In a client-server interaction, access tokens are credentials indicating that the client application is authorized to send requests to the server. Fundamentally, they have a different role from a session token. That is, their job is not to keep track of requests made by the same client and possibly enable session state management.
Within certain limits, however, the use of an access token can resemble that of a session token. It is sent to the server with each request and the server uses it to retrieve information about the permissions granted to the client for this set of interactions. This is true both when the access token is an opaque token and when it is a JWT. Note the analogy with session state retrieval described earlier.
Unlike session tokens, the information represented by access tokens is critical to client and server security. One strategy to mitigate the risk of theft and unauthorized use of an access token is to reduce its validity to a limited time.

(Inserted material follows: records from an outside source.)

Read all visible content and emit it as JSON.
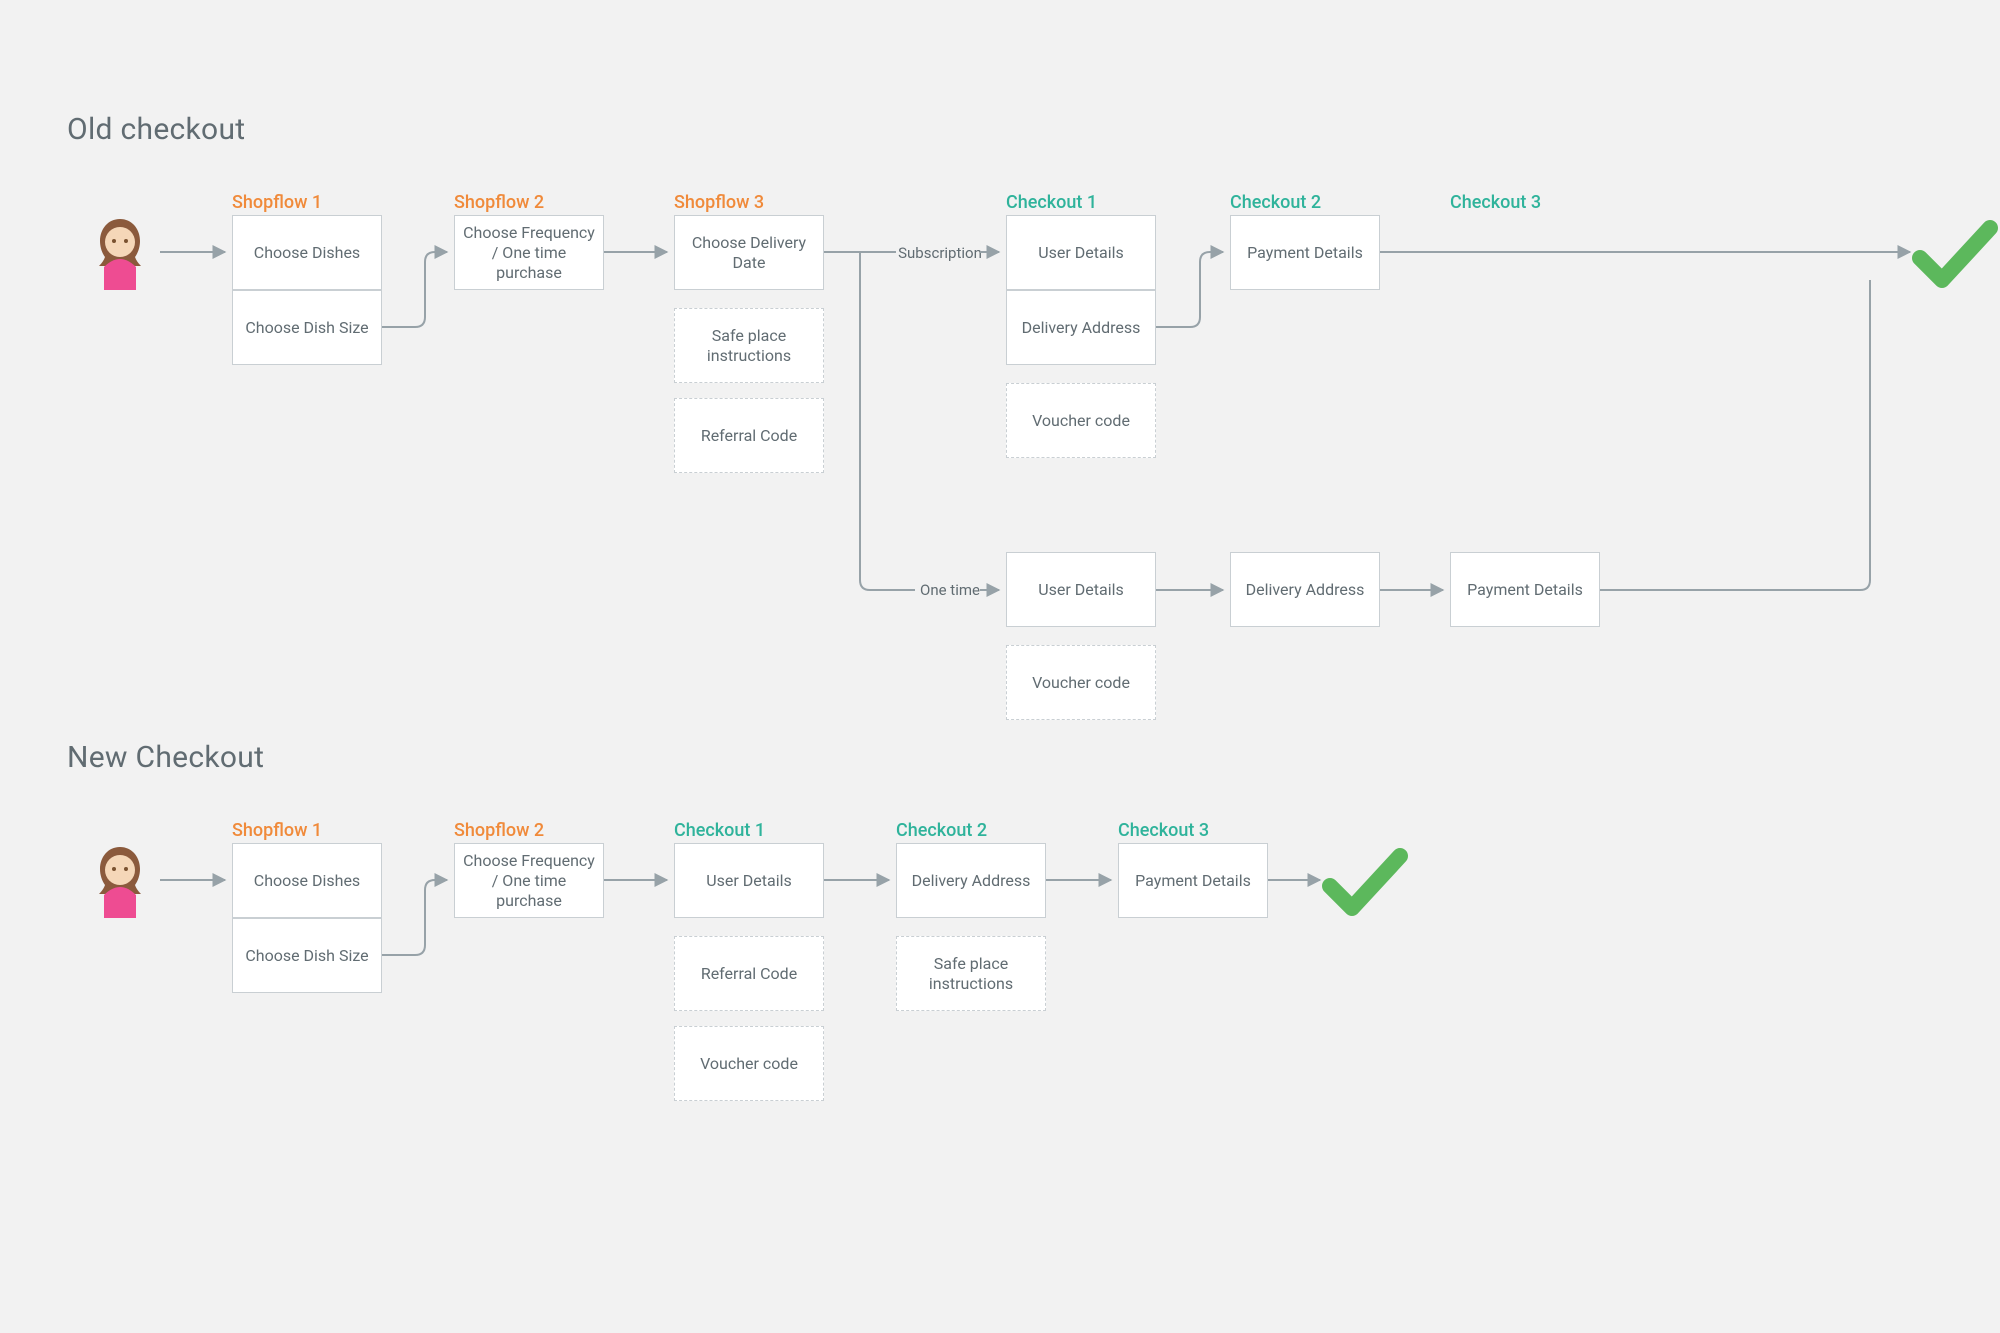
{
  "sections": {
    "old_title": "Old checkout",
    "new_title": "New Checkout"
  },
  "old": {
    "cols": {
      "s1": "Shopflow 1",
      "s2": "Shopflow 2",
      "s3": "Shopflow 3",
      "c1": "Checkout 1",
      "c2": "Checkout 2",
      "c3": "Checkout 3"
    },
    "boxes": {
      "dishes": "Choose Dishes",
      "size": "Choose Dish Size",
      "freq": "Choose Frequency / One time purchase",
      "date": "Choose Delivery Date",
      "safe": "Safe place instructions",
      "ref": "Referral Code",
      "user1": "User Details",
      "addr1": "Delivery Address",
      "voucher1": "Voucher code",
      "pay1": "Payment Details",
      "user2": "User Details",
      "voucher2": "Voucher code",
      "addr2": "Delivery Address",
      "pay2": "Payment Details"
    },
    "edge": {
      "sub": "Subscription",
      "one": "One time"
    }
  },
  "new": {
    "cols": {
      "s1": "Shopflow 1",
      "s2": "Shopflow 2",
      "c1": "Checkout 1",
      "c2": "Checkout 2",
      "c3": "Checkout 3"
    },
    "boxes": {
      "dishes": "Choose Dishes",
      "size": "Choose Dish Size",
      "freq": "Choose Frequency / One time purchase",
      "user": "User Details",
      "ref": "Referral Code",
      "voucher": "Voucher code",
      "addr": "Delivery Address",
      "safe": "Safe place instructions",
      "pay": "Payment Details"
    }
  },
  "colors": {
    "shopflow": "#f08a3a",
    "checkout": "#2fb39b",
    "success": "#5cb85c",
    "arrow": "#97a2a8"
  }
}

Of course, this contrasts with the classic concept of a session as the set of potentially infinite interactions between the client and the server. However, the access token expiration must necessarily result in the current session's termination: the current token is no longer valid, and the user must authenticate again to obtain another access token for the client application. This would mean starting a new session.
Fortunately, OAuth2 provides refresh tokens, that is, tokens designed to renew an expired access token without user intervention. They provide a compromise between security needs and user experience.
To learn more about how refresh tokens work, read this article.
In addition, access tokens and refresh tokens can be used even when the user has no current active session. This is the so-called offline access mode. Think of an application that sends tweets or emails on your behalf on a scheduled basis: once you authorize it, you don't need to have an active session on that app when the scheduled job is triggered.
These features highlight how an access token does not have the typical characteristics of a classic session token. Its value is not simply a mechanism for grouping calls to a server and retrieving information related to user activity. It serves a very different purpose.
If you reached this section, you have learned a lot about sessions, cookies, and tokens.
At this point, you may be wondering: what does rock'n'roll have to do with this? Well, to tell you the truth, it only served to... set the tone for the title of the article.
But in fact, there is some relevance. The interactions between a client and a server, the going back and forth between the two actors somewhat reminds of a kind of dance. Incidentally, the interactions between the client and the OIDC provider for user authentication are sometimes called the authentication dance. It may not be quite rock'n'roll, but it is still dancing. 💃🕺🏻
In this journey, you explored the session concept in the HTTP context and how it can be implemented using cookies or tokens. Beyond the main pros and cons that each approach brings, you learned how having a token does not mean that it necessarily has anything to do with session management. The case of ID and access tokens is an example: each of them has its own specific role in authentication and authorization.